I cannot begin to even explain how much I love the Tonkotsu King chain by Ramen Keisuke. Chef Keisuke really has his recipes down pat and thus far, no other ramen chain can beat his, in my opinion. His newest outlet in Parkway Parade is Tonkotsu King Matsuri which is based on a festival. The atmosphere is celebratory with a huge paper sculpture in the middle that was brought in specifically from Japan.

The signature ramen bowls at Tonkotsu King Matsuri feature celebratory bowls of ramen from different regions of Japan. I tried all four flavours and I realised I still like the first one best. The Nebuta from Aomori features a thick pork bone broth with dried fish stock. It gave the ramen an ambrosial quality by adding a taste of the sea to an already comforting broth. Very addictive and light.
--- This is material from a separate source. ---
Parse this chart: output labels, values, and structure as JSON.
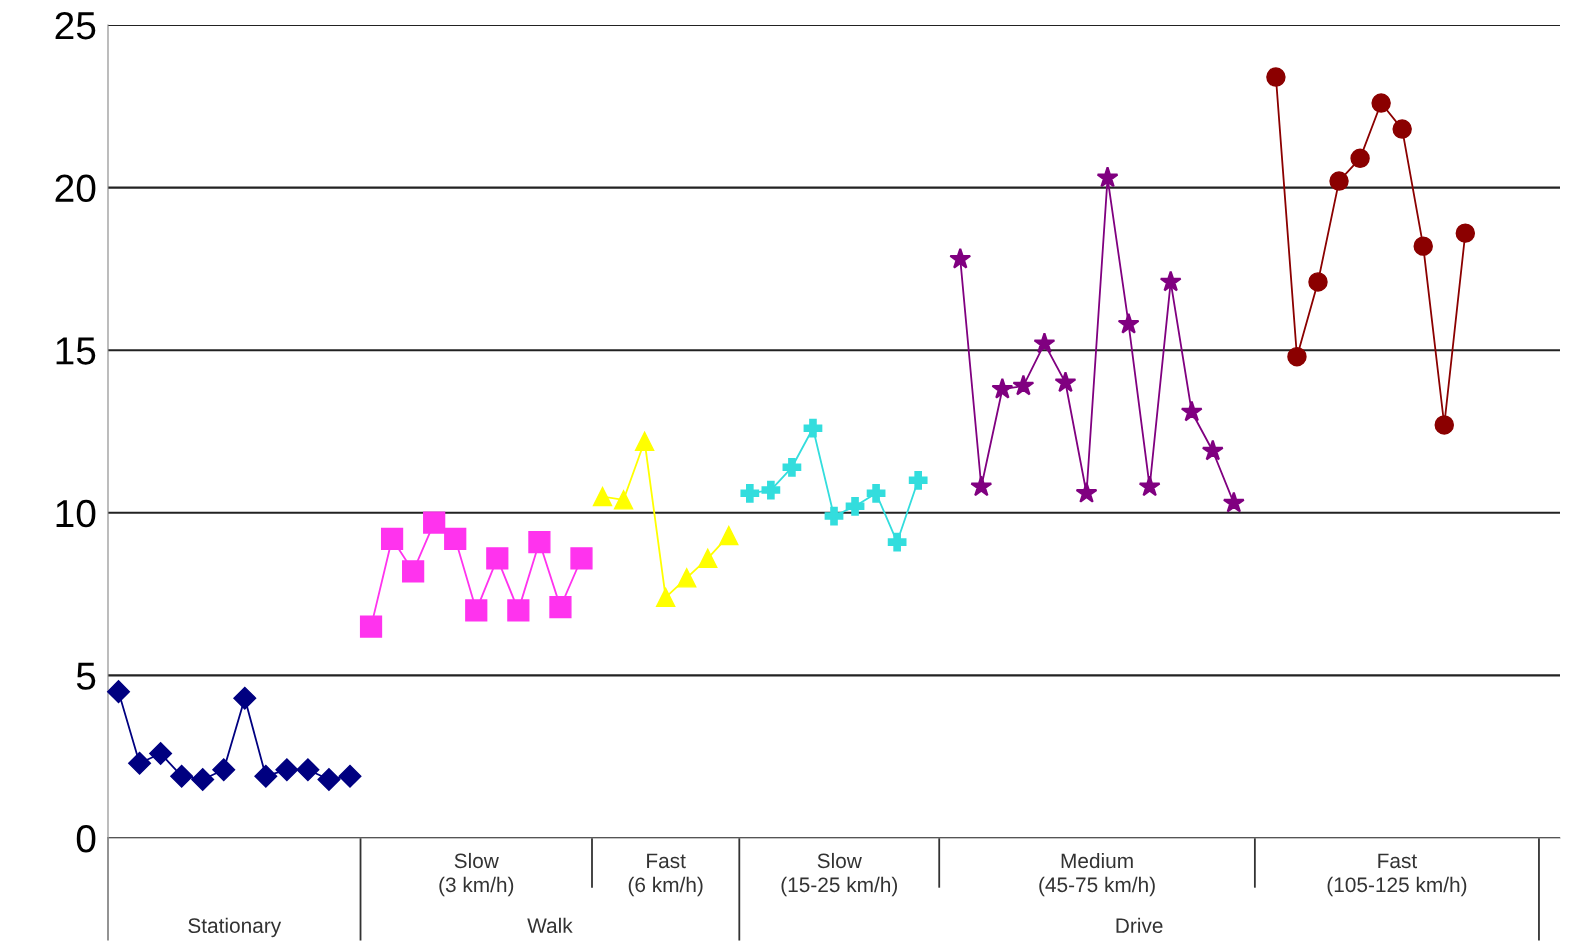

The second one I tried was the Sanja, the festival from Tokyo Asakusa feature three different spice pastes – green chilli, red chilli and black peppery paste. This one I didn’t like so much as I felt it was over complicated and the spice overpowered the broth.

Top left: Nebuta, Sanja, Awaodori, Yukimatsuri

Top left: Nebuta, Sanja, Awaodori, Yukimatsuri

The third one is definitely the most filling one of the lot. The Awaodori from Tokushima is a ultra thick tonkotsu based broth topped with a raw egg and sukiyaki pork slices. The pork is reminiscent of the one from Tonkotsu King Four Seasons (read review here) with sweet onions, mirin and teriyaki sauce. The broth becomes even thicker after stirring in the raw yolk, so if you’re a fan of thick gooey soup, this one is for you.
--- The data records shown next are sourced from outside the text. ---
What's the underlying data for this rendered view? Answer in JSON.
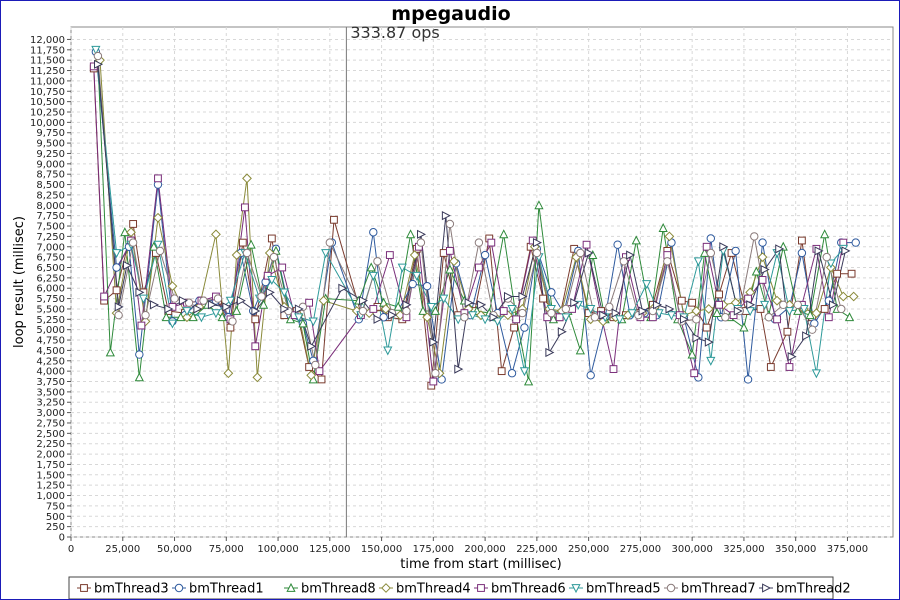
{
  "chart_data": {
    "type": "line",
    "title": "mpegaudio",
    "marker_label": "333.87 ops",
    "marker_x": 133000,
    "xlabel": "time from start (millisec)",
    "ylabel": "loop result (millisec)",
    "xlim": [
      0,
      397000
    ],
    "ylim": [
      0,
      12300
    ],
    "xticks": [
      0,
      25000,
      50000,
      75000,
      100000,
      125000,
      150000,
      175000,
      200000,
      225000,
      250000,
      275000,
      300000,
      325000,
      350000,
      375000
    ],
    "xtick_labels": [
      "0",
      "25,000",
      "50,000",
      "75,000",
      "100,000",
      "125,000",
      "150,000",
      "175,000",
      "200,000",
      "225,000",
      "250,000",
      "275,000",
      "300,000",
      "325,000",
      "350,000",
      "375,000"
    ],
    "yticks": [
      0,
      250,
      500,
      750,
      1000,
      1250,
      1500,
      1750,
      2000,
      2250,
      2500,
      2750,
      3000,
      3250,
      3500,
      3750,
      4000,
      4250,
      4500,
      4750,
      5000,
      5250,
      5500,
      5750,
      6000,
      6250,
      6500,
      6750,
      7000,
      7250,
      7500,
      7750,
      8000,
      8250,
      8500,
      8750,
      9000,
      9250,
      9500,
      9750,
      10000,
      10250,
      10500,
      10750,
      11000,
      11250,
      11500,
      11750,
      12000
    ],
    "ytick_labels": [
      "0",
      "250",
      "500",
      "750",
      "1,000",
      "1,250",
      "1,500",
      "1,750",
      "2,000",
      "2,250",
      "2,500",
      "2,750",
      "3,000",
      "3,250",
      "3,500",
      "3,750",
      "4,000",
      "4,250",
      "4,500",
      "4,750",
      "5,000",
      "5,250",
      "5,500",
      "5,750",
      "6,000",
      "6,250",
      "6,500",
      "6,750",
      "7,000",
      "7,250",
      "7,500",
      "7,750",
      "8,000",
      "8,250",
      "8,500",
      "8,750",
      "9,000",
      "9,250",
      "9,500",
      "9,750",
      "10,000",
      "10,250",
      "10,500",
      "10,750",
      "11,000",
      "11,250",
      "11,500",
      "11,750",
      "12,000"
    ],
    "grid": true,
    "legend_position": "bottom",
    "series": [
      {
        "name": "bmThread3",
        "color": "#7a3b2e",
        "marker": "square",
        "x": [
          11000,
          16000,
          22000,
          30000,
          35000,
          41000,
          47000,
          55000,
          63000,
          71000,
          77000,
          83000,
          89000,
          97000,
          103000,
          109000,
          115000,
          121000,
          127000,
          140000,
          148000,
          153000,
          160000,
          167000,
          174000,
          180000,
          187000,
          195000,
          202000,
          208000,
          214000,
          222000,
          228000,
          236000,
          243000,
          250000,
          256000,
          262000,
          268000,
          275000,
          281000,
          288000,
          295000,
          300000,
          307000,
          313000,
          319000,
          326000,
          333000,
          338000,
          346000,
          353000,
          358000,
          364000,
          370000,
          377000
        ],
        "y": [
          11300,
          5700,
          5950,
          7550,
          5900,
          6850,
          5450,
          5400,
          5700,
          5700,
          5050,
          7100,
          5250,
          7200,
          5350,
          5450,
          4100,
          3800,
          7650,
          5400,
          5550,
          5300,
          5250,
          6950,
          3650,
          6850,
          5350,
          5450,
          7200,
          4000,
          5050,
          7000,
          5750,
          5300,
          6950,
          5400,
          5450,
          5300,
          5350,
          5400,
          5600,
          6900,
          5700,
          5650,
          5050,
          5850,
          6850,
          5450,
          5500,
          4100,
          4950,
          7150,
          5300,
          5500,
          6350,
          6350
        ]
      },
      {
        "name": "bmThread1",
        "color": "#2e5a9e",
        "marker": "circle",
        "x": [
          12000,
          22000,
          28000,
          33000,
          42000,
          49000,
          55000,
          62000,
          70000,
          76000,
          82000,
          88000,
          94000,
          99000,
          106000,
          112000,
          117000,
          126000,
          139000,
          146000,
          151000,
          158000,
          165000,
          172000,
          179000,
          186000,
          193000,
          200000,
          206000,
          213000,
          219000,
          225000,
          232000,
          238000,
          245000,
          251000,
          258000,
          264000,
          270000,
          277000,
          283000,
          290000,
          296000,
          303000,
          309000,
          314000,
          321000,
          327000,
          334000,
          340000,
          347000,
          353000,
          359000,
          366000,
          372000,
          379000
        ],
        "y": [
          11700,
          6500,
          7000,
          4400,
          8500,
          5200,
          5350,
          5700,
          5700,
          5300,
          6850,
          5450,
          6150,
          6950,
          5350,
          5150,
          4250,
          7100,
          5250,
          7350,
          5300,
          5450,
          6100,
          6050,
          3800,
          6600,
          5350,
          6800,
          5400,
          3950,
          5050,
          6950,
          5900,
          5400,
          6900,
          3900,
          5300,
          7050,
          5350,
          5400,
          5350,
          7100,
          5300,
          3850,
          7200,
          5300,
          6900,
          3800,
          7100,
          5250,
          5550,
          6850,
          5150,
          5700,
          7100,
          7100
        ]
      },
      {
        "name": "bmThread8",
        "color": "#2e8a3a",
        "marker": "triangle-up",
        "x": [
          13000,
          19000,
          26000,
          33000,
          40000,
          46000,
          53000,
          59000,
          66000,
          73000,
          80000,
          87000,
          93000,
          99000,
          106000,
          112000,
          117000,
          123000,
          139000,
          145000,
          151000,
          158000,
          164000,
          170000,
          176000,
          183000,
          190000,
          196000,
          202000,
          209000,
          215000,
          221000,
          226000,
          233000,
          240000,
          246000,
          252000,
          258000,
          266000,
          273000,
          280000,
          286000,
          293000,
          300000,
          306000,
          312000,
          318000,
          325000,
          331000,
          337000,
          344000,
          351000,
          357000,
          364000,
          370000,
          376000
        ],
        "y": [
          11500,
          4450,
          7350,
          3850,
          7000,
          5300,
          5300,
          5300,
          5600,
          5300,
          5450,
          7050,
          5600,
          6900,
          5250,
          5150,
          3800,
          5750,
          5700,
          6500,
          5650,
          5550,
          7300,
          5450,
          5450,
          6450,
          5700,
          5450,
          5400,
          7300,
          5300,
          3750,
          8000,
          5250,
          5450,
          4500,
          6800,
          5250,
          5250,
          7150,
          5300,
          7450,
          5250,
          4400,
          6850,
          5400,
          5300,
          5050,
          6400,
          5350,
          7000,
          5450,
          5350,
          7300,
          5500,
          5300
        ]
      },
      {
        "name": "bmThread4",
        "color": "#8a8a3a",
        "marker": "diamond",
        "x": [
          14000,
          22000,
          29000,
          36000,
          42000,
          49000,
          56000,
          62000,
          70000,
          76000,
          80000,
          85000,
          90000,
          96000,
          103000,
          110000,
          116000,
          122000,
          138000,
          144000,
          152000,
          159000,
          166000,
          172000,
          178000,
          185000,
          192000,
          198000,
          205000,
          211000,
          218000,
          224000,
          231000,
          237000,
          244000,
          251000,
          257000,
          263000,
          269000,
          276000,
          282000,
          289000,
          296000,
          302000,
          308000,
          315000,
          321000,
          328000,
          334000,
          341000,
          347000,
          354000,
          360000,
          367000,
          373000,
          378000
        ],
        "y": [
          11500,
          5400,
          7350,
          5200,
          7700,
          6050,
          5300,
          5550,
          7300,
          3950,
          6800,
          8650,
          3850,
          6850,
          5550,
          5350,
          3900,
          5700,
          5450,
          5400,
          5500,
          5350,
          6800,
          5300,
          3950,
          6650,
          5500,
          5350,
          5300,
          5350,
          5500,
          7000,
          5500,
          5450,
          6750,
          5250,
          5200,
          5300,
          5350,
          5400,
          5550,
          7250,
          5350,
          5450,
          5500,
          5600,
          5650,
          5900,
          6750,
          5700,
          5600,
          5500,
          5400,
          6500,
          5800,
          5800
        ]
      },
      {
        "name": "bmThread6",
        "color": "#7a2e7a",
        "marker": "square",
        "x": [
          11000,
          16000,
          29000,
          34000,
          42000,
          49000,
          56000,
          63000,
          70000,
          77000,
          84000,
          89000,
          95000,
          102000,
          108000,
          115000,
          120000,
          140000,
          146000,
          154000,
          162000,
          168000,
          175000,
          183000,
          190000,
          197000,
          203000,
          209000,
          215000,
          223000,
          230000,
          236000,
          242000,
          249000,
          256000,
          262000,
          268000,
          275000,
          281000,
          288000,
          294000,
          301000,
          307000,
          313000,
          320000,
          327000,
          334000,
          341000,
          347000,
          353000,
          360000,
          366000,
          373000
        ],
        "y": [
          11350,
          5800,
          7150,
          5100,
          8650,
          5550,
          5650,
          5700,
          5800,
          5250,
          7950,
          4600,
          6300,
          6500,
          5350,
          5650,
          4000,
          5350,
          5500,
          6800,
          5300,
          7000,
          3750,
          6900,
          5400,
          6500,
          7100,
          5450,
          5250,
          7150,
          5300,
          5300,
          5500,
          7050,
          5350,
          4050,
          6750,
          5300,
          5300,
          6800,
          5350,
          3950,
          7000,
          5600,
          5350,
          5750,
          6200,
          5250,
          4100,
          5600,
          6950,
          5300,
          7100
        ]
      },
      {
        "name": "bmThread5",
        "color": "#2e9a9a",
        "marker": "triangle-down",
        "x": [
          12000,
          22000,
          29000,
          35000,
          42000,
          49000,
          56000,
          63000,
          70000,
          77000,
          84000,
          91000,
          97000,
          103000,
          110000,
          117000,
          123000,
          140000,
          146000,
          153000,
          160000,
          167000,
          174000,
          180000,
          187000,
          194000,
          200000,
          206000,
          213000,
          219000,
          226000,
          232000,
          239000,
          245000,
          251000,
          258000,
          265000,
          271000,
          278000,
          284000,
          290000,
          296000,
          303000,
          309000,
          315000,
          322000,
          328000,
          335000,
          341000,
          347000,
          354000,
          360000,
          367000,
          373000
        ],
        "y": [
          11750,
          6850,
          7050,
          5750,
          7050,
          5150,
          5450,
          5300,
          5400,
          5700,
          6850,
          5750,
          6200,
          5900,
          5300,
          5200,
          6850,
          5350,
          6300,
          4500,
          6500,
          6300,
          5550,
          5750,
          5250,
          5350,
          5250,
          5200,
          5500,
          4000,
          6750,
          5500,
          5300,
          5600,
          5500,
          5300,
          5250,
          5400,
          6100,
          5400,
          5350,
          5300,
          6650,
          4250,
          6900,
          5500,
          5450,
          5600,
          6850,
          5450,
          5500,
          3950,
          6600,
          6950
        ]
      },
      {
        "name": "bmThread7",
        "color": "#8a7a7a",
        "marker": "circle",
        "x": [
          13000,
          23000,
          30000,
          36000,
          43000,
          50000,
          57000,
          64000,
          71000,
          78000,
          85000,
          92000,
          98000,
          105000,
          112000,
          118000,
          125000,
          141000,
          148000,
          155000,
          162000,
          169000,
          176000,
          183000,
          190000,
          197000,
          204000,
          211000,
          218000,
          225000,
          232000,
          239000,
          246000,
          253000,
          260000,
          267000,
          274000,
          281000,
          288000,
          295000,
          302000,
          309000,
          316000,
          323000,
          330000,
          337000,
          344000,
          351000,
          358000,
          365000,
          372000
        ],
        "y": [
          11600,
          5350,
          7100,
          5350,
          6900,
          5750,
          5650,
          5700,
          5750,
          5200,
          6850,
          5800,
          6750,
          5450,
          5550,
          4150,
          7100,
          5450,
          6650,
          5400,
          5450,
          7100,
          3950,
          7550,
          5300,
          7100,
          5350,
          5750,
          5400,
          6850,
          5400,
          5500,
          6850,
          5300,
          5550,
          6650,
          5350,
          5450,
          6650,
          5200,
          5250,
          6850,
          5300,
          5450,
          7250,
          5300,
          5600,
          5600,
          5000,
          6750,
          5500
        ]
      },
      {
        "name": "bmThread2",
        "color": "#3a3a5a",
        "marker": "triangle-right",
        "x": [
          13000,
          23000,
          27000,
          33000,
          40000,
          47000,
          54000,
          61000,
          68000,
          75000,
          82000,
          89000,
          96000,
          103000,
          110000,
          116000,
          131000,
          141000,
          148000,
          155000,
          162000,
          169000,
          175000,
          181000,
          187000,
          192000,
          198000,
          204000,
          211000,
          218000,
          225000,
          231000,
          237000,
          243000,
          250000,
          257000,
          263000,
          270000,
          276000,
          283000,
          289000,
          296000,
          302000,
          308000,
          315000,
          322000,
          328000,
          335000,
          342000,
          348000,
          355000,
          361000,
          368000,
          374000
        ],
        "y": [
          11400,
          5550,
          6550,
          5900,
          5600,
          5500,
          5700,
          5500,
          5600,
          5550,
          5700,
          5450,
          5900,
          5500,
          5500,
          4600,
          6000,
          5700,
          5250,
          5350,
          5600,
          7300,
          4700,
          7750,
          4050,
          5650,
          5600,
          5300,
          5800,
          5800,
          7100,
          4450,
          4950,
          5650,
          6850,
          5350,
          5400,
          6800,
          5450,
          5600,
          5500,
          5250,
          4800,
          4700,
          7000,
          5450,
          5600,
          6450,
          6950,
          4350,
          4850,
          6900,
          5600,
          6900
        ]
      }
    ]
  },
  "legend": {
    "items": [
      "bmThread3",
      "bmThread1",
      "bmThread8",
      "bmThread4",
      "bmThread6",
      "bmThread5",
      "bmThread7",
      "bmThread2"
    ]
  }
}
The last one is the Yukimatsuri from Hokkaido, this miso tonkotsu broth is given a western twist with parmesan cheese. It is the same as the Spring dish from Tonkotsu King Four Seasons sans the basil oil, which I disliked. Surprisingly, I actually liked this version. Perhaps it was the lack of basil oil that made all the difference. This last one is undoubtedly the most salty of the lot as well due to the parmesan cheese and miso paste. I probably would not be able to eat the Yukimatsuri on my own as I’ll get too thirsty.